D’accord, mais quel type de changements? Et comment démonter une
si fine mécanique? On parle beaucoup ces jours en Suisse
alémanique de la flat tax, c’est-à-dire d’un taux unique, qui
remplacerait l’imposition progressive. Dans la foulée, toutes formes de
déductions seraient abolies. Oubliée la soustraction des intérêts d’une
dette hypothécaire. A la trappe la prise en compte des frais de
rénovation de son logement… Le premier avantage serait de rendre le
système d’une simplicité biblique et d’un confort total. Parce qu’il serait
transparent. Et parce que la retenue se ferait à la source.

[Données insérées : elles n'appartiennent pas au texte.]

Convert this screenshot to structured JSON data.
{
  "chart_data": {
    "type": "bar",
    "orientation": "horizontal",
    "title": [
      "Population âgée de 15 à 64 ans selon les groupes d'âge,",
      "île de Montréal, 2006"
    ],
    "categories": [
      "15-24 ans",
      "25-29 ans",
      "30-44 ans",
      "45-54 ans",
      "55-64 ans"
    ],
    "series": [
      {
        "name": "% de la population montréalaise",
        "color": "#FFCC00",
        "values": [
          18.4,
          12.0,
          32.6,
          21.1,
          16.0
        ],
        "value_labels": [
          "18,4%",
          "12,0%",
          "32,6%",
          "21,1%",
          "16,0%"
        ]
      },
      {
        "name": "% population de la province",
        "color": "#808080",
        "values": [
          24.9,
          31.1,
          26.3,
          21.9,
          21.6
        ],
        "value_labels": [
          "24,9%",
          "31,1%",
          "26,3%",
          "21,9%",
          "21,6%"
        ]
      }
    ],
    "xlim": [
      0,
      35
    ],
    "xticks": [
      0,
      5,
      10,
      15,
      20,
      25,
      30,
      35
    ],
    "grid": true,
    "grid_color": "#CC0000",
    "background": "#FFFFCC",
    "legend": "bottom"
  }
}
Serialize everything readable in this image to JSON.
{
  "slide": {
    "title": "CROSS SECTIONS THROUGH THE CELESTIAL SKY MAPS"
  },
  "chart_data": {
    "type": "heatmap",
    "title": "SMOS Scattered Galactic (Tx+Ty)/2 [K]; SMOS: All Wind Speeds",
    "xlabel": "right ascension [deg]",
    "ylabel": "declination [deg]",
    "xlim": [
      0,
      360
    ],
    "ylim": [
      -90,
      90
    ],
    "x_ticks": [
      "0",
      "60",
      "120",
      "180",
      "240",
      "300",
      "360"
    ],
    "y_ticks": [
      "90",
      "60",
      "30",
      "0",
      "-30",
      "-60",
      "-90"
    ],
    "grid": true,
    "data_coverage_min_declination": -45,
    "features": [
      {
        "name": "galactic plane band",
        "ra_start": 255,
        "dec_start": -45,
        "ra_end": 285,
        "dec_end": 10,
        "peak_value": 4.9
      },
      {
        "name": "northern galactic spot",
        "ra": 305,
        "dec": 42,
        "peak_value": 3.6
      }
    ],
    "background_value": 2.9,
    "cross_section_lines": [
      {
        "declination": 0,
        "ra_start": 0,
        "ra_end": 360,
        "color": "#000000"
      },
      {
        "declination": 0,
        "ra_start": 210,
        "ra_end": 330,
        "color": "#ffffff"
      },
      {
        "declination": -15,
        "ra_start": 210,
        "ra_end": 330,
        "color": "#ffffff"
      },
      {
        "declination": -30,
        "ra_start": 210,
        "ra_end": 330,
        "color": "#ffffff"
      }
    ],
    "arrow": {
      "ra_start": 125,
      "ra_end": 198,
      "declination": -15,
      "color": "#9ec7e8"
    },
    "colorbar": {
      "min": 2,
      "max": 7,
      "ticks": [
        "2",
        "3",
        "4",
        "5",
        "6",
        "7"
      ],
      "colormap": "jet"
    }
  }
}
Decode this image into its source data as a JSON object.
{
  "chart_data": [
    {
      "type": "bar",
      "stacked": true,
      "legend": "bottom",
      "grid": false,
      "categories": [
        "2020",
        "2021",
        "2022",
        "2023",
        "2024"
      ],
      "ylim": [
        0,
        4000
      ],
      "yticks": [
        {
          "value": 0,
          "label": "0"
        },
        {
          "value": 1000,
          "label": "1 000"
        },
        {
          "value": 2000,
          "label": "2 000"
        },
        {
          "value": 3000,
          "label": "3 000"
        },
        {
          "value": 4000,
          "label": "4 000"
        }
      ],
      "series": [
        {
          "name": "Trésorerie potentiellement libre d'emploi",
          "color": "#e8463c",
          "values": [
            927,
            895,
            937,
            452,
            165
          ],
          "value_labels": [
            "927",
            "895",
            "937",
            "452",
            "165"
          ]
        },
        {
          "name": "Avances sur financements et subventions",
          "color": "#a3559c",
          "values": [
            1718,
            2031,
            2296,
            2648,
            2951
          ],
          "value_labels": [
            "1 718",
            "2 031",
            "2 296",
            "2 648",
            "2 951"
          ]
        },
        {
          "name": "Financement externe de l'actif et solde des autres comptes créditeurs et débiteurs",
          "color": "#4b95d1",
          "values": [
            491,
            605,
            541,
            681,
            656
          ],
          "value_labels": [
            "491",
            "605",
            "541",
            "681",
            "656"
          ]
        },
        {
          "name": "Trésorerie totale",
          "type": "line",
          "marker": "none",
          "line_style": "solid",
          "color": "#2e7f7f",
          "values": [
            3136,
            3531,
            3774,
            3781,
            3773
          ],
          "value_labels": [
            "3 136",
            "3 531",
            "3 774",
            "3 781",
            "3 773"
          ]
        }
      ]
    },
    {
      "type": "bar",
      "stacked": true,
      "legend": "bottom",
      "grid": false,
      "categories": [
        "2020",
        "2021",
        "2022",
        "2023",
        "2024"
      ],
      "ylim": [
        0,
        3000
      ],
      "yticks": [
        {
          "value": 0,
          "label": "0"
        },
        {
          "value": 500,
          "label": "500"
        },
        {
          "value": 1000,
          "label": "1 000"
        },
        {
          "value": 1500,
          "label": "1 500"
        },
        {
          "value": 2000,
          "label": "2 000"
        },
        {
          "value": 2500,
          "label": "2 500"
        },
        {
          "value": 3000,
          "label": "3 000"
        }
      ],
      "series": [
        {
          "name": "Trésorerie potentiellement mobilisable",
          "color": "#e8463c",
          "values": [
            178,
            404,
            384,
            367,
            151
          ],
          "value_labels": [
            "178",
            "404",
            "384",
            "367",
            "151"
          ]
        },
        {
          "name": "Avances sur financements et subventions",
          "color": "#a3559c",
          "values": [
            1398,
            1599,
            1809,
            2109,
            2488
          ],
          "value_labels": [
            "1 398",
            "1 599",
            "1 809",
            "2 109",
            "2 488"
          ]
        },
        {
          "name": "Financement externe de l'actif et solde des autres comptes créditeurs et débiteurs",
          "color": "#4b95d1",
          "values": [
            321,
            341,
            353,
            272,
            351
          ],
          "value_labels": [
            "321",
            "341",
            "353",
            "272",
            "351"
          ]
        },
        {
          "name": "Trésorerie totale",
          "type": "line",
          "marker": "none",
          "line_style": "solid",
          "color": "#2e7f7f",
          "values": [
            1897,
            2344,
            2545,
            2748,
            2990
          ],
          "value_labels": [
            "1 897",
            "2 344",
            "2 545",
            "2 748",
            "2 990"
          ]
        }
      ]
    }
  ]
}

Auteur d’un ouvrage intitulé Weissbuch 2004 (en français: Livre Blanc
2004), le journaliste économique Markus Schneider a calculé que le
taux unique devrait se monter à 18% pour parvenir au niveau actuel
des rentrées fiscales. Qui en profiterait, selon lui? Les riches, bien
entendu. Mais aussi les milieux les plus défavorisés. Et la classe
moyenne, dont le niveau de vie n’a cessé de s’éroder pendant les
quinze dernières années. La solution paraît presque miraculeuse.

Curieusement, avant même qu’elles n’aient été examinées dans le
détail, ces propositions provoquent un rejet épidermique au sein du
mainstream de la gauche. Au nom d’une défense de principe de la
progressivité de l’impôt, on les qualifie d’attaque néo-libérale sur les
fonctions redistributives de l’Etat. A droite, les réactions ne sont pas
beaucoup plus enthousiastes – sous prétexte que le fédéralisme rend
ce modèle difficile à appliquer et qu’il impliquerait, prétendument,
l’abandon de la concurrence fiscale entre cantons, entre communes.
Les raisons de cette réticence sont peut-être plus prosaïques: ceux qui
profitent du système actuel, les champions de l’acrobatie et des
déductions d’impôts, n’ont aucun intérêt à plus de transparence.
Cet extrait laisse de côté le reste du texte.